I don't think that's the entirety of the issue.

Our dependencies aren't quite airtight enough. With a sufficiently modern
meson, try doing e.g.

  rm -rf tmp_install/ && ninja clean && meson test --suite setup --suite ecpg

It'll fail, because the dependencies of the tests are insufficient.

See the set of patches at
https://www.postgresql.org/message-id/qh4c5tvkgjef7jikjig56rclbcdrrotngnwpycukd2n3k25zi2%4044hxxvtwmgum


I think the only reason your patch on its own suffices, is that the "all"
target, that we ran separately beforehand, actually has sufficient
dependencies to make things work.



The nice thing is that with this meson improvement we should be able to get
rid of the "setup" test suite and instead generate the test install via
dependencies.  Obviously we either have to wait a fair bit or do it depending
on the meson version...


Greetings,

Andres Freund



Re: Windows CFBot is broken because ecpg dec_test.c error

From
Nazir Bilal Yavuz
Date:
Hi,

On Wed, 29 Jan 2025 at 19:50, Andres Freund <andres@anarazel.de> wrote:
>
> On 2025-01-29 18:24:45 +0300, Nazir Bilal Yavuz wrote:
>
> > The cause is that meson fixed a bug [1] in v.1.7.0. Before meson
> > v1.7.0; although --no-rebuild is used while running tests, meson was
> > building all targets.
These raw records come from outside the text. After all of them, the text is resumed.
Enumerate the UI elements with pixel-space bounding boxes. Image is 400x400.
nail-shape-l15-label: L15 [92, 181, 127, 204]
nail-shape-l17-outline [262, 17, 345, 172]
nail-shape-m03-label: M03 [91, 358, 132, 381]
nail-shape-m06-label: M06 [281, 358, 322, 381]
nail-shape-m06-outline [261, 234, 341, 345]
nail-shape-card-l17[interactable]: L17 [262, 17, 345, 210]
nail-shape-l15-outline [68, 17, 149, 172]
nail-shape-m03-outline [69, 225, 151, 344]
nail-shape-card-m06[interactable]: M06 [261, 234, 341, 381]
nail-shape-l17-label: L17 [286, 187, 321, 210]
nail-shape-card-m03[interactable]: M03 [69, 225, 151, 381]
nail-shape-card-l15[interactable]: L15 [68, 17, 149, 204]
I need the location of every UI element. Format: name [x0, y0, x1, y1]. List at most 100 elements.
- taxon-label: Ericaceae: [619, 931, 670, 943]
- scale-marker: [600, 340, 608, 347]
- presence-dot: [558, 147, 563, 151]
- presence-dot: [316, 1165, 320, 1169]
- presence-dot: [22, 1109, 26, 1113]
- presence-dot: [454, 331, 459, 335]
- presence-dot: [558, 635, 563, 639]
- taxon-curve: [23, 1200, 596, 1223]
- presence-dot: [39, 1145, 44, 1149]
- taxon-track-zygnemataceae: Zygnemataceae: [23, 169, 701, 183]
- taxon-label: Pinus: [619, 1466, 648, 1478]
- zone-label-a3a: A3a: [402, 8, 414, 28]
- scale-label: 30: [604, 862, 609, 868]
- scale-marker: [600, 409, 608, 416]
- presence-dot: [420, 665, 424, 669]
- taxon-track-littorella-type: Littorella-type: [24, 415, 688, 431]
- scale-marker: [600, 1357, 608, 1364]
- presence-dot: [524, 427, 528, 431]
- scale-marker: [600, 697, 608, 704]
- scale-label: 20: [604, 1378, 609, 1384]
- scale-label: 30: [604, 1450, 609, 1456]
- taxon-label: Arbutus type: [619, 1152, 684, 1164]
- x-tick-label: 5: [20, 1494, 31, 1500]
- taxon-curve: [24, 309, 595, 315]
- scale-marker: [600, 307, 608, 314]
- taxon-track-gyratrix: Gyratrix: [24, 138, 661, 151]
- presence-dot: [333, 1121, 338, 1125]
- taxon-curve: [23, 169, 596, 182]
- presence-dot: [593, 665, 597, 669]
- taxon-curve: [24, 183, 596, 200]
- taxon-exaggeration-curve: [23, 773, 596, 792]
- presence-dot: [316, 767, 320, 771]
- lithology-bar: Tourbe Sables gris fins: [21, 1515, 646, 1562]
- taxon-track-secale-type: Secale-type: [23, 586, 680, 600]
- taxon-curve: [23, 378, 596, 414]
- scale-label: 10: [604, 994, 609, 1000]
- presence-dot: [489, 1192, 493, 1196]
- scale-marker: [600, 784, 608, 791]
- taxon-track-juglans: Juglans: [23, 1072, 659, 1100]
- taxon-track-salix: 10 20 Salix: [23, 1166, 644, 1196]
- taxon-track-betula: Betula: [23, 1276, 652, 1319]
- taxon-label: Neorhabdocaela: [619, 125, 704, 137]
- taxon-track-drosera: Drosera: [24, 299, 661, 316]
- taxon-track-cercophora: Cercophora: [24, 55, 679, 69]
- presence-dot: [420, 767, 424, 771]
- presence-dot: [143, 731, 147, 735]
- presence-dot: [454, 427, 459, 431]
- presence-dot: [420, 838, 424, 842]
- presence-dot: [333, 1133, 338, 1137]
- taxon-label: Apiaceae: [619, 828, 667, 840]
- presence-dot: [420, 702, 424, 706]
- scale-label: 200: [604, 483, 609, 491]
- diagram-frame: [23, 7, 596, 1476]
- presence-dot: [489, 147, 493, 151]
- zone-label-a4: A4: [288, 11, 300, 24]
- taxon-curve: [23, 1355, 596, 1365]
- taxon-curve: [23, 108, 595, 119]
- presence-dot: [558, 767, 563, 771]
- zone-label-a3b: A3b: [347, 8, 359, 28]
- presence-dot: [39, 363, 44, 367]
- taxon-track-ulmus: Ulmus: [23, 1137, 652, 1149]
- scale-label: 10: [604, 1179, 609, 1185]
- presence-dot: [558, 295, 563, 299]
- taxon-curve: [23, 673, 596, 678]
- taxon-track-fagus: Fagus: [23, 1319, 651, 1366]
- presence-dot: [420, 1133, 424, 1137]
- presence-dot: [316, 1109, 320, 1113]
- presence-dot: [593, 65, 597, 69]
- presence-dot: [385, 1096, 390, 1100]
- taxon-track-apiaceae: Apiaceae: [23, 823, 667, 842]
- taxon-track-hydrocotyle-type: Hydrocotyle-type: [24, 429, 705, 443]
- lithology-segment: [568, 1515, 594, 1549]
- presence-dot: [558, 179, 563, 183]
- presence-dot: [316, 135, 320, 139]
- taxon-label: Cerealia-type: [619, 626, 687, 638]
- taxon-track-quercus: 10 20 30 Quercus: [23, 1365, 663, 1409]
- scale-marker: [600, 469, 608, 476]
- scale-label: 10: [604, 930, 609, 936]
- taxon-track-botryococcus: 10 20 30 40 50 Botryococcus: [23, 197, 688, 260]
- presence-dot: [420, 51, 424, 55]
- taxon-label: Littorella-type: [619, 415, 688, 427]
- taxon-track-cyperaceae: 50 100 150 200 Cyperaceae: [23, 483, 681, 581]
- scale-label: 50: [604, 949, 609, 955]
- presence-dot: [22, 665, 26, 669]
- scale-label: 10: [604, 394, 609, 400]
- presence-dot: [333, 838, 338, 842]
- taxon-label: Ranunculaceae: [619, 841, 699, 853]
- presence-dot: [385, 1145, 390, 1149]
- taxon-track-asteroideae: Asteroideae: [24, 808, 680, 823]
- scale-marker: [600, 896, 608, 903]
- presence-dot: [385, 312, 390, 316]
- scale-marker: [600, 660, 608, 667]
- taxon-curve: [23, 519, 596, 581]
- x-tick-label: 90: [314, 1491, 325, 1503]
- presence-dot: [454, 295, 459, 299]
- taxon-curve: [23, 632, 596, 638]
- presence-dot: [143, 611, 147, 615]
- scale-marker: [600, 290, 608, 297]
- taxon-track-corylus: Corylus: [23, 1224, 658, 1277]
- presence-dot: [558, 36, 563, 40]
This is fixed with v.1.7.0.
> >
> > [1] https://mesonbuild.com/Release-notes-for-1-7-0.html#test-targets-no-longer-built-by-default
>
> That's not *quite* right - it wasn't that the targets were built when
> --no-rebuild was specified, it's that the default build target (for just
> 'ninja'), built all test dependencies.
>
>
> > The change below fixes the problem:
> >
> > diff --git a/.cirrus.tasks.yml b/.cirrus.tasks.yml
> > index 18e944ca89d..c7a94ff6471 100644
> > --- a/.cirrus.tasks.yml
> > +++ b/.cirrus.tasks.yml
> > @@ -17,7 +17,7 @@ env:
> >    CHECK: check-world PROVE_FLAGS=$PROVE_FLAGS
> >    CHECKFLAGS: -Otarget
> >    PROVE_FLAGS: --timer
> > -  MTEST_ARGS: --print-errorlogs --no-rebuild -C build
> > +  MTEST_ARGS: --print-errorlogs -C build
> >    PGCTLTIMEOUT: 120 # avoids spurious failures during parallel tests
> >    TEMP_CONFIG: ${CIRRUS_WORKING_DIR}/src/tools/ci/pg_ci_base.conf
> >    PG_TEST_EXTRA: kerberos ldap ssl libpq_encryption load_balance
> >
> > And I think this is the correct approach. It builds all of the
> > not-yet-built targets before running the tests. Another solution might
> > be manually building ecpg target before running tests but I think the
> > former approach is more suitable for the CI.
> >
> > CI run after this change applied: https://cirrus-ci.com/build/6264369203380224
>
> I don't think that's the entirety of the issue.
>
> Our dependencies aren't quite airtight enough. With a sufficiently modern
> meson, try doing e.g.
>
>   rm -rf tmp_install/ && ninja clean && meson test --suite setup --suite ecpg
>
> It'll fail, because the dependencies of the tests are insufficient.
>
> See the set of patches at
> https://www.postgresql.org/message-id/qh4c5tvkgjef7jikjig56rclbcdrrotngnwpycukd2n3k25zi2%4044hxxvtwmgum
>
>
> I think the only reason your patch on its own suffices, is that the "all"
> target, that we ran separately beforehand, actually has sufficient
> dependencies to make things work.

Yes, you are right. I agree that what you said is the correct solution
and that should be the ultimate goal. What I shared could be a
band-aid fix to make the Windows CI task happy until the patches you
shared get committed. Another solution might be to downgrade the meson
version in the Windows images at the CI repository [1], that would be
better for the commit history.

[1] https://github.com/anarazel/pg-vm-images

-- 
Regards,
Nazir Bilal Yavuz
Microsoft